You mentioned "midday symptoms" that are uncomfortable and confusing. Are you able to determine if the symptoms are due to the underlying depression, ADHD, something else, or are they due to the medication? Something else I have noticed about Vyvanse is that it is a med that has to actually get "processed" by your body in order for you to gain the benefits from it, whereas some of the other stimulants such as Ritalin or Adderall, they give you that "clear" head almost immediately, but those are short-lived and from what I've experienced, I was more on a rollercoaster when I was trying those. Not a high/low rollercoaster, but one for my feelings of anger and frustration, instead. When I was trying out those meds, I would easily get frustrated and wasn't able to handle my feelings of anger very well when I would get frustrated. I tended to lash out at people and overreact to things that were really not all that big of a deal, in the grand scheme of things. So, I would suggest trying to identify if the midday symptoms are due to the medication or lack of medication. If you aren't able to determine this because maybe some days you get the same results with no change in meds, look at the environmental or situational stressors at the time and see if there is a difference there. I've also noticed that my sleeping habits play a major role in my overall well-being and how well the medication can help me on a daily basis. I've always had difficulty getting to sleep. Even as early as my teen years, I can remember always being tired in the afternoon, but never being able to get to sleep at night. Looking back, now I think that was due to mental exhaustion in the afternoon because I was trying so hard to just get through daily tasks and life in general, that by the afternoon, I was exhausted. Then I would not be able to get to sleep that night because my mind was racing about all the things I either forgot that day or what I knew I needed to do the next day. BTW, I still do this, every night. Xanax is about the only thing that clears my mind at night, enough so that I can sleep.
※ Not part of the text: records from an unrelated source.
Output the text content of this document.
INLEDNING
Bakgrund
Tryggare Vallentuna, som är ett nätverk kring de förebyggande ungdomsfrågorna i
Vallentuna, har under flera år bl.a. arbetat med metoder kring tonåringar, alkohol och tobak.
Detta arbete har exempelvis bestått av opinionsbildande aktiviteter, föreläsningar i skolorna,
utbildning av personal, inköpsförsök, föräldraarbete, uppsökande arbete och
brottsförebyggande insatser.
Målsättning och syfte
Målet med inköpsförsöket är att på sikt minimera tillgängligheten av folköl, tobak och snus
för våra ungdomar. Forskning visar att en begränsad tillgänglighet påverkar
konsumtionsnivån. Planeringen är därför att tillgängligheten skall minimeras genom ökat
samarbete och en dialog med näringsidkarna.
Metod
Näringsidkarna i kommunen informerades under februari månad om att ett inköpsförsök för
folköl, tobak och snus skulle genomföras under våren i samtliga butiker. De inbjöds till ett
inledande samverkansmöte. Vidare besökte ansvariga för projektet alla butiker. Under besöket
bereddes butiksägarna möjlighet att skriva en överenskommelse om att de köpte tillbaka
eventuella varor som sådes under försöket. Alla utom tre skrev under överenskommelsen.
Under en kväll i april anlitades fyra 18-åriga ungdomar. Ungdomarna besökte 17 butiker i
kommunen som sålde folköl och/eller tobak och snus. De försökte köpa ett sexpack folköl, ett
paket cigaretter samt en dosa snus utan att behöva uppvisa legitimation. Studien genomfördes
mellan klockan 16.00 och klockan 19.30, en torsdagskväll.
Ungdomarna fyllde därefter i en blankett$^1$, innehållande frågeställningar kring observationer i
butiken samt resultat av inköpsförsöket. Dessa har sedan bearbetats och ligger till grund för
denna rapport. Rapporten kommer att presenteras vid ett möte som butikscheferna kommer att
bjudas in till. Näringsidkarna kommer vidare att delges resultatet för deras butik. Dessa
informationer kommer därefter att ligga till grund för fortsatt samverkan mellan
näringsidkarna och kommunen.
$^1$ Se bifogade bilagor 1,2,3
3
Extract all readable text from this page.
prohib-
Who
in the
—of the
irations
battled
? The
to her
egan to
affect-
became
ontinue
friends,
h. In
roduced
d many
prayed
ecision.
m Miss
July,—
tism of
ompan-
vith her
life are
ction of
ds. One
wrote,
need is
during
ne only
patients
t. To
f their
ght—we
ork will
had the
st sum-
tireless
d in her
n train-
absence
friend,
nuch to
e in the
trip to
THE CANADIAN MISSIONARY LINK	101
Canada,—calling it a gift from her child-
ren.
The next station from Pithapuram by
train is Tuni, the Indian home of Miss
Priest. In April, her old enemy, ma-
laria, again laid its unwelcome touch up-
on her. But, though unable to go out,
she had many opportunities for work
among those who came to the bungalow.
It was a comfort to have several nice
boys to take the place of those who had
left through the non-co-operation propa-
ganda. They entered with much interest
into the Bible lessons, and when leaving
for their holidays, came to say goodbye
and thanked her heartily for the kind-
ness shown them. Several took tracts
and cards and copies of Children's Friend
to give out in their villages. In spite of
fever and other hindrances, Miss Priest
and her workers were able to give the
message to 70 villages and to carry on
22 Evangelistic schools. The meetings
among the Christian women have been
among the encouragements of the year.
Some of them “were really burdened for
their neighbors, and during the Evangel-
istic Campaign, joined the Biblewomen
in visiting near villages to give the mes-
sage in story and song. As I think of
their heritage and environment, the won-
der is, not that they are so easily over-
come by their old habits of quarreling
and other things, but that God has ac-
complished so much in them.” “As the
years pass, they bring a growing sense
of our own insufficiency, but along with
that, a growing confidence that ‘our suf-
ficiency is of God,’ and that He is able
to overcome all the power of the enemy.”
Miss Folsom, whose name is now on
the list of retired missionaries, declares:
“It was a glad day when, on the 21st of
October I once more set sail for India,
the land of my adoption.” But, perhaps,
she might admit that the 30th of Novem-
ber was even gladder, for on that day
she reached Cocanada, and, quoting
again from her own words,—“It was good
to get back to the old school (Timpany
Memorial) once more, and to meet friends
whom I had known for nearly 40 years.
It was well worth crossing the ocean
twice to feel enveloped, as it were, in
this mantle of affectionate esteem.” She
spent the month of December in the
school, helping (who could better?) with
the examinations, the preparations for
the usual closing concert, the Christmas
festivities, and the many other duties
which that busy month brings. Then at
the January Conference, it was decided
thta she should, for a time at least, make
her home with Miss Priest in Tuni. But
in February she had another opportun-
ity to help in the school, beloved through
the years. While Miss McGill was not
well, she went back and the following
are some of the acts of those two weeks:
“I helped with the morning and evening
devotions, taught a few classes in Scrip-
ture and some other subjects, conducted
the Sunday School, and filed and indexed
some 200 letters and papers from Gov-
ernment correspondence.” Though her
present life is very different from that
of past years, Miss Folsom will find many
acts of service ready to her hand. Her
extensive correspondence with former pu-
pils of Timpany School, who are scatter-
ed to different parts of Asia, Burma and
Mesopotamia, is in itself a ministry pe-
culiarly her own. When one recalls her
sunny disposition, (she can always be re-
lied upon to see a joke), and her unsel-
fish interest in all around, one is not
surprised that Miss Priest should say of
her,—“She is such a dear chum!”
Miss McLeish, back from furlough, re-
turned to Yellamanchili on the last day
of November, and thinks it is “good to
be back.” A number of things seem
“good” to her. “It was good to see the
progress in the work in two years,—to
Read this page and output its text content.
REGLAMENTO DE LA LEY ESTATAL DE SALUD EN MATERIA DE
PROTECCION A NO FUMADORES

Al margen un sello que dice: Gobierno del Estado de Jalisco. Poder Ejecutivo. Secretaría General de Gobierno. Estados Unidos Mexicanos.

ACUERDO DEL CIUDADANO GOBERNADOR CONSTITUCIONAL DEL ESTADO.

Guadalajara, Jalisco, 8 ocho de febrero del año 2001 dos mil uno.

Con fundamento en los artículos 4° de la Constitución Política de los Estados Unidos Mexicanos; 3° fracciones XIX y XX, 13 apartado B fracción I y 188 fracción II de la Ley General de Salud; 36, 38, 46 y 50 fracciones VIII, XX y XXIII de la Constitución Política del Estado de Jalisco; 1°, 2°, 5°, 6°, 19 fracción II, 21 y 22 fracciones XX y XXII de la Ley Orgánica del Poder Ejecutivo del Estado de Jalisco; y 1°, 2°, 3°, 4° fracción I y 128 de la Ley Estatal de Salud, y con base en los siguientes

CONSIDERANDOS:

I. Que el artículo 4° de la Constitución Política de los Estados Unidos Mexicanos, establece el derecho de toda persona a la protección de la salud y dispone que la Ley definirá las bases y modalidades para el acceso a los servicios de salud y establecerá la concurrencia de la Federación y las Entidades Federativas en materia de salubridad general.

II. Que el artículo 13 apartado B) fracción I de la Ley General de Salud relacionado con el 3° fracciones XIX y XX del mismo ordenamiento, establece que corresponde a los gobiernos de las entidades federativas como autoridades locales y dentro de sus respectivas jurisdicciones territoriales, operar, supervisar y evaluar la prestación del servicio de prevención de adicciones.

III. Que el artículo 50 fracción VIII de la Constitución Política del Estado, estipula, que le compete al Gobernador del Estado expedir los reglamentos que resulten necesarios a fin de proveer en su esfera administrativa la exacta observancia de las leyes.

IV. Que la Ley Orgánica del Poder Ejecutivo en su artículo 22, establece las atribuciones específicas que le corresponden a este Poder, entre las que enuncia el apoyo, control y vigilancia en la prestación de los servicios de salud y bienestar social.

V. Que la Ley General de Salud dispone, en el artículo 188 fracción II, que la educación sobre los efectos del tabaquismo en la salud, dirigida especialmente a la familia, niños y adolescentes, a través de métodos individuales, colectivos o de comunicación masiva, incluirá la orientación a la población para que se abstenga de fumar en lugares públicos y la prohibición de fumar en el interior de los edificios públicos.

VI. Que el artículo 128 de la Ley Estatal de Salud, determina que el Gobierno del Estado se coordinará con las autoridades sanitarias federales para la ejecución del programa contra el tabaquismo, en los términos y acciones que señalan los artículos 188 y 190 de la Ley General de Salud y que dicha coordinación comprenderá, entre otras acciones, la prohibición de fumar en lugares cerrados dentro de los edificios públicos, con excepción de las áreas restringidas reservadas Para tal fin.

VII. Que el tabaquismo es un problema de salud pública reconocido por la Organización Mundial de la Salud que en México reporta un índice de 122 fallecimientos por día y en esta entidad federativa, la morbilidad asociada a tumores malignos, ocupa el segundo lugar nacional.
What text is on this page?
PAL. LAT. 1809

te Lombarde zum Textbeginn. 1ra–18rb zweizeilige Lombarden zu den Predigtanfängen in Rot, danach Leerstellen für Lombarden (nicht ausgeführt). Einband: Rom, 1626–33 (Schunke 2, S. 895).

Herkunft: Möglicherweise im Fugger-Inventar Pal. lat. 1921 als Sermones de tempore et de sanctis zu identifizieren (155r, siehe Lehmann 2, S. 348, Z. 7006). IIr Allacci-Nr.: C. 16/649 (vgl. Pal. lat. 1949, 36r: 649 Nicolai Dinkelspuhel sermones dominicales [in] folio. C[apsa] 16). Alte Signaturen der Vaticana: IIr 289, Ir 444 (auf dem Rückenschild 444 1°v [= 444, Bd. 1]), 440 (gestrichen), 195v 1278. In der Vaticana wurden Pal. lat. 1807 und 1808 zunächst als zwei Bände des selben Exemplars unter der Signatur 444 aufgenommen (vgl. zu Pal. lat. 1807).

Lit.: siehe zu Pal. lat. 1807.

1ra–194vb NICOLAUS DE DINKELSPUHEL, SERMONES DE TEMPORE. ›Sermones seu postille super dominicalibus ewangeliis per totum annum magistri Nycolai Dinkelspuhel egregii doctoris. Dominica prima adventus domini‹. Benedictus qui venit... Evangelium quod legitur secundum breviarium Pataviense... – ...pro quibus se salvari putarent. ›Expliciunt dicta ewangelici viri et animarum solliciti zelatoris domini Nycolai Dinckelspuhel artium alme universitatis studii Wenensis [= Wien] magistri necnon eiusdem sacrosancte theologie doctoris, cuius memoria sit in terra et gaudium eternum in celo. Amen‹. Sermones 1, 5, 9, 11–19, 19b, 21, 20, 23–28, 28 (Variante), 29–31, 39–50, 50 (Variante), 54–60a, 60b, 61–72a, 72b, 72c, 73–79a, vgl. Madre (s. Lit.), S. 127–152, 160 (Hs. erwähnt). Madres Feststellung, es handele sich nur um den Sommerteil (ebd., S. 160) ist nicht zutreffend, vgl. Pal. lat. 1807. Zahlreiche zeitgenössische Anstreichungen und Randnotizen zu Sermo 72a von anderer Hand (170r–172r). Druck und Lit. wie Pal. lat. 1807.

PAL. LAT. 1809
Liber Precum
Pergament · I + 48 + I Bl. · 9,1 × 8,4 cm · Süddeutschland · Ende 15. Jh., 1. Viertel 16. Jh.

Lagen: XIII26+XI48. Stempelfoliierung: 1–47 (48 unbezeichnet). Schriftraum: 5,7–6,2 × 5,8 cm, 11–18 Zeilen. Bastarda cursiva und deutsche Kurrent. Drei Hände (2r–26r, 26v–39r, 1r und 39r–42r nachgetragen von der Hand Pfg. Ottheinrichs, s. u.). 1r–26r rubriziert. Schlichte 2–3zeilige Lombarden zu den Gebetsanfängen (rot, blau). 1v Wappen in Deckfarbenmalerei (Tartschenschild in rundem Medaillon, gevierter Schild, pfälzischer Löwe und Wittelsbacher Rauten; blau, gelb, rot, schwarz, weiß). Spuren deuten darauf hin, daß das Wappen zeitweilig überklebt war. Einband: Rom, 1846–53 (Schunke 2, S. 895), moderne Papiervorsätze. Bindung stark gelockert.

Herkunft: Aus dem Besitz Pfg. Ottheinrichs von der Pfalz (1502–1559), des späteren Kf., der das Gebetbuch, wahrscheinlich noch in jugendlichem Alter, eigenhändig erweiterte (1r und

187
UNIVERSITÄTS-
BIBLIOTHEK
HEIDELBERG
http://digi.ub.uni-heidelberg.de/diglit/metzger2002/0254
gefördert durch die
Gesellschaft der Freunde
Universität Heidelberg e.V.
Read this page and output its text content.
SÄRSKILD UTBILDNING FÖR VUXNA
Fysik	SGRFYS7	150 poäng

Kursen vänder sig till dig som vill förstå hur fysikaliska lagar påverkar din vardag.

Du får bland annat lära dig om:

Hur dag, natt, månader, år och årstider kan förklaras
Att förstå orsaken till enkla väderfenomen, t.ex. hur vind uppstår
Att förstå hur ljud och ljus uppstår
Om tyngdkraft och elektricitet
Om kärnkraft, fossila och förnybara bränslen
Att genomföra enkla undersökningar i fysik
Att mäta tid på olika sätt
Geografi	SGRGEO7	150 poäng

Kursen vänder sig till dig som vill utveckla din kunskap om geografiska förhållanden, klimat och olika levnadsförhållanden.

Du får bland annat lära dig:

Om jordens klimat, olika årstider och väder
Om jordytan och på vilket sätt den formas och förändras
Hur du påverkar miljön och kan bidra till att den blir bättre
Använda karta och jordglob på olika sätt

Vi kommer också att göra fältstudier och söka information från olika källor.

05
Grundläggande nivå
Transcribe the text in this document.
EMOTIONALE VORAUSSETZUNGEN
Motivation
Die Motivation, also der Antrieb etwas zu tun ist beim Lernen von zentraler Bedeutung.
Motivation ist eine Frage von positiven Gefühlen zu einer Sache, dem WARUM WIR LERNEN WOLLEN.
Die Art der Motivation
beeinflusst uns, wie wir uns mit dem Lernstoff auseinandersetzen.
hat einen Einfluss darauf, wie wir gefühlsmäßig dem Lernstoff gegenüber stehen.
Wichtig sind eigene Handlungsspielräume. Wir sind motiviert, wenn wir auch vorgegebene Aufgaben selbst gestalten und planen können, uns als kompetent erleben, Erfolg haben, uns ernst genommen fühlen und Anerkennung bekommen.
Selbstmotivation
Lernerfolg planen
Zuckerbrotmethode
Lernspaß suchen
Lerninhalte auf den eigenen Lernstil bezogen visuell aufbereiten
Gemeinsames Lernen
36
So, writing a novel for a response to a question about how to talk to your doctor about getting the right dose for a medication to help you with ADHD, is probably not the best way to help out, but you can make that decision. Hopefully you got what you need or can now ask more questions about things you may not have realized played a part in all of this. Either way, if you made it all the way to the end of my response, then you certainly have the determination to get better and I'm sure you will work this all out. Good luck and feel free to reach out again. I know this site has helped me to gain perspective, for the little time that I have been on here. I'm sure you'll get what you need, just practice patients and realize that everyone has their own experience. Take what you need, leave what you don't and help when you can. That motto works in so many situations.

All my best,

Lee

addacademic profile image
addacademic in reply to Leefordss

I appreciate your willingness to share your story. I don't mind that it is a lot to read and process.

I think i need to be willing to consider the possibility that the intermittent anxiety is not necessarily "unhealthy" anxiety and possibly situational. Perhaps therapy is the way to go instead of concentrating on changing the meds.

It's very hard to say though. I will find a way of presenting it to my MD for advice, one way or another.

Gladiator100 profile image
Gladiator100

Hi there. I had a similar mood reaction to Vyvanse. It made me feel good, less anxious, a nicer calmer person. That is, when I was in the 6 to 8 hour window that it worked. Coming off it was unpleasant with heightened anxiety or feeling down. And, if I didn't take it the next day I felt worse. Vyvanse helped me focus on reading, writing, and other learning type activities. But my home could still be a mess. Concerta gives me organizational skills, better motivation and lasts longer. But I'm more serious and intense. ( with a bump in heart rate) . If I was working on a paper for example, I would switch to vyvanse. For day to day living, I choose Concerta , for now. I'd love to hear from others too.